# SKYRIM stürzt im intro ab...MEINE LÖSUNG...



## belphe (8. März 2012)

*SKYRIM stürzt im intro ab...MEINE LÖSUNG...*

habe mir gestern das spiel gekauft und hatte leider auch das problem, das bei mir das spiel nach ca. 10 sek, im intro abstürzt.

habe mir einiges erlesen per google, kam aber nich wirklich weiter.

heute war es eigentlich ganz einfach.

im launcher auf optionen und bei antialaising auf den wert 2 gestellt. dann habe ich noch das hd-texture-pack deaktiviert, was ich mir runter.geladen hatte.
ist auch unter optionen im launcher zu finden.

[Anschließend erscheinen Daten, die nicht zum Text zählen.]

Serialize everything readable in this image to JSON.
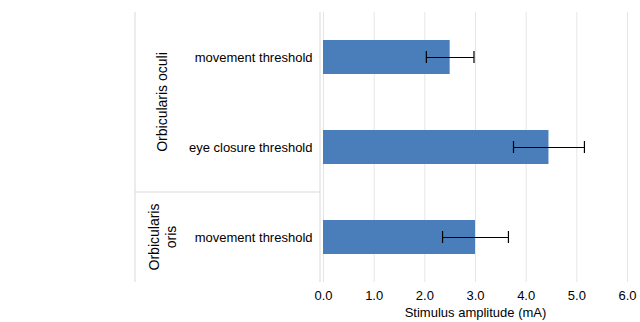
{
  "chart_data": {
    "type": "bar",
    "orientation": "horizontal",
    "categories": [
      "movement threshold",
      "eye closure threshold",
      "movement threshold"
    ],
    "groups": [
      "Orbicularis oculi",
      "Orbicularis oculi",
      "Orbicularis oris"
    ],
    "values": [
      2.5,
      4.45,
      3.0
    ],
    "errors": [
      0.47,
      0.7,
      0.65
    ],
    "color": "#4a7ebb",
    "x_label": "Stimulus amplitude (mA)",
    "xlim": [
      0,
      6
    ],
    "xticks": [
      0,
      1,
      2,
      3,
      4,
      5,
      6
    ],
    "grid": true
  }
}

hab jetzt ca. 2 stunden spielen können ohne crash...

ich hoffe ich kann noch einigen hiermit helfen, da es doch sehr ärgerlich ist, wenn ein game einfach nicht laufen will.

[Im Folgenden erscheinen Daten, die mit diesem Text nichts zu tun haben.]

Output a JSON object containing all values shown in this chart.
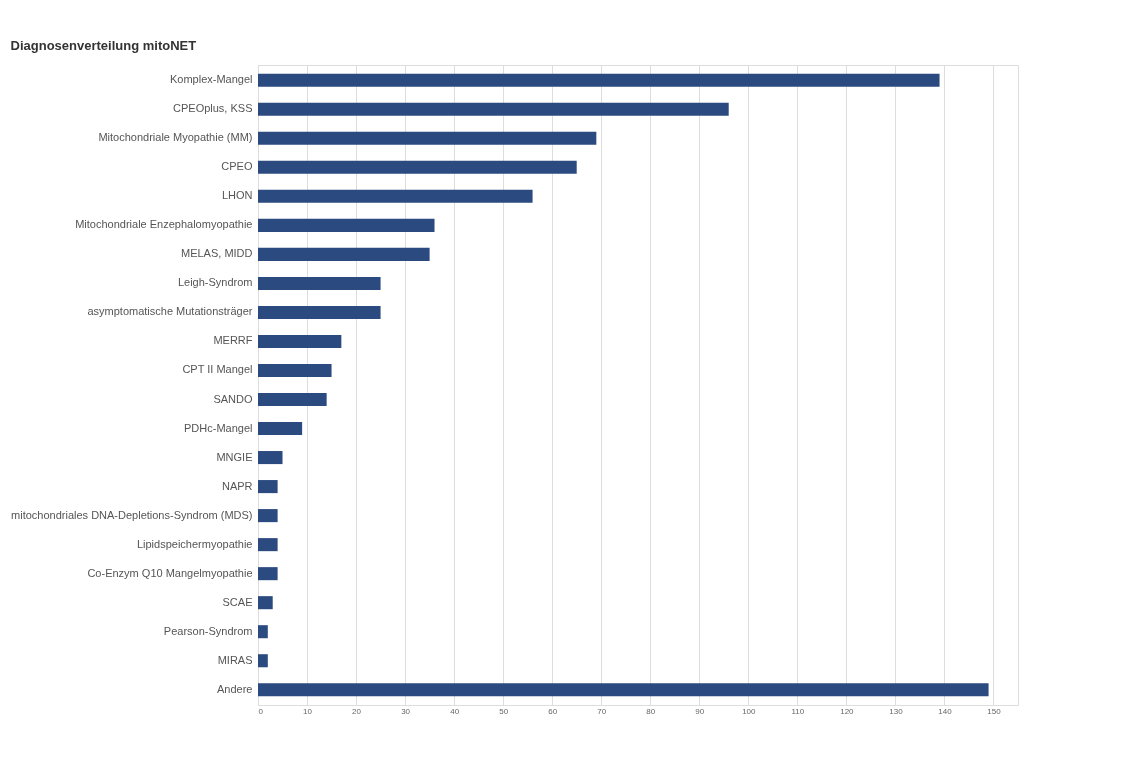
{
  "chart_data": {
    "type": "bar",
    "orientation": "horizontal",
    "title": "Diagnosenverteilung  mitoNET",
    "categories": [
      "Komplex-Mangel",
      "CPEOplus, KSS",
      "Mitochondriale Myopathie (MM)",
      "CPEO",
      "LHON",
      "Mitochondriale Enzephalomyopathie",
      "MELAS, MIDD",
      "Leigh-Syndrom",
      "asymptomatische Mutationsträger",
      "MERRF",
      "CPT II Mangel",
      "SANDO",
      "PDHc-Mangel",
      "MNGIE",
      "NAPR",
      "mitochondriales DNA-Depletions-Syndrom (MDS)",
      "Lipidspeichermyopathie",
      "Co-Enzym Q10 Mangelmyopathie",
      "SCAE",
      "Pearson-Syndrom",
      "MIRAS",
      "Andere"
    ],
    "values": [
      139,
      96,
      69,
      65,
      56,
      36,
      35,
      25,
      25,
      17,
      15,
      14,
      9,
      5,
      4,
      4,
      4,
      4,
      3,
      2,
      2,
      149
    ],
    "color": "#2b4a80",
    "xlim": [
      0,
      155
    ],
    "xticks": [
      0,
      10,
      20,
      30,
      40,
      50,
      60,
      70,
      80,
      90,
      100,
      110,
      120,
      130,
      140,
      150
    ],
    "grid": "x"
  }
}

alle anderen tips haben bei mir jedenfalls nicht funktioniert, siehe soundeinstellungen, 4GB-Mod, etc...

werde an den grafikeinstellungen noch etwas herum-experimentieren.

aber im moment läufts und das game macht richtig bock.


----------



## Herbboy (9. März 2012)

nett, dass Du dich extra für den Tipp anmeldest


----------